Researchers at the University of Melbourne, Australia, analyzed 485 cases where doctors had been found guilty of misconduct and disciplined in Australia and New Zealand between 2000 and 2009 and found that male doctors are four times more likely to be disciplined for misconduct than female medics, AFP is reporting.

The Australian study, published in the Medical Journal of Australia, found the biggest cause of complaint was sexual misbehavior, and overall about 6 in every 10,000 doctors were disciplined in Australia and New Zealand each year by a tribunal with the power to deregister them. Male medics made up the overwhelming majority of cases.
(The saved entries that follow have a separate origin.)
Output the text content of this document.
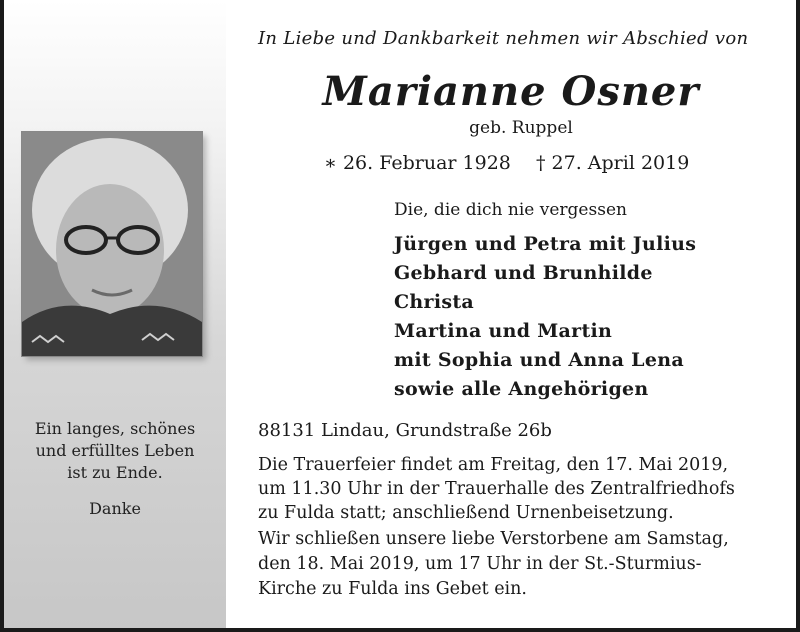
Ein langes, schönes
und erfülltes Leben
ist zu Ende.
Danke
In Liebe und Dankbarkeit nehmen wir Abschied von
Marianne Osner
geb. Ruppel
∗ 26. Februar 1928 † 27. April 2019
Die, die dich nie vergessen
Jürgen und Petra mit Julius
Gebhard und Brunhilde
Christa
Martina und Martin
mit Sophia und Anna Lena
sowie alle Angehörigen
88131 Lindau, Grundstraße 26b
Die Trauerfeier findet am Freitag, den 17. Mai 2019,
um 11.30 Uhr in der Trauerhalle des Zentralfriedhofs
zu Fulda statt; anschließend Urnenbeisetzung.
Wir schließen unsere liebe Verstorbene am Samstag,
den 18. Mai 2019, um 17 Uhr in der St.-Sturmius-
Kirche zu Fulda ins Gebet ein.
Adjusting the numbers to account for the fewer female doctors and reduced working hours on average, male doctors were found to be four times more likely to be disciplined than their female counterparts. Obstetrician-gynecologists and psychiatrists had the highest rate of disciplinary action, followed by general practitioners.

The most commonly cited unprofessional behavior was sexual misconduct, at 24 percent, followed by 21 percent for unethical or illegal prescribing of pharmaceuticals. Eight percent of cases related to the death of a patient. Lead researcher Katie Elkin, from Melbourne’s School of Population Health and Law School, said she had been surprised at the gender difference.

She said in the majority of cases, the patient suffered no physical or diagnosed psychiatric harm. “These findings indicate that boards and tribunals interpret their public protection role fairly broadly,” Elkin claimed.

“They were often prepared to sanction doctors irrespective of whether or not the misconduct had resulted in harm to a patient. What this suggests is that regulators are not sitting back — they are trying to be proactive when professional misconduct poses risks to the community.”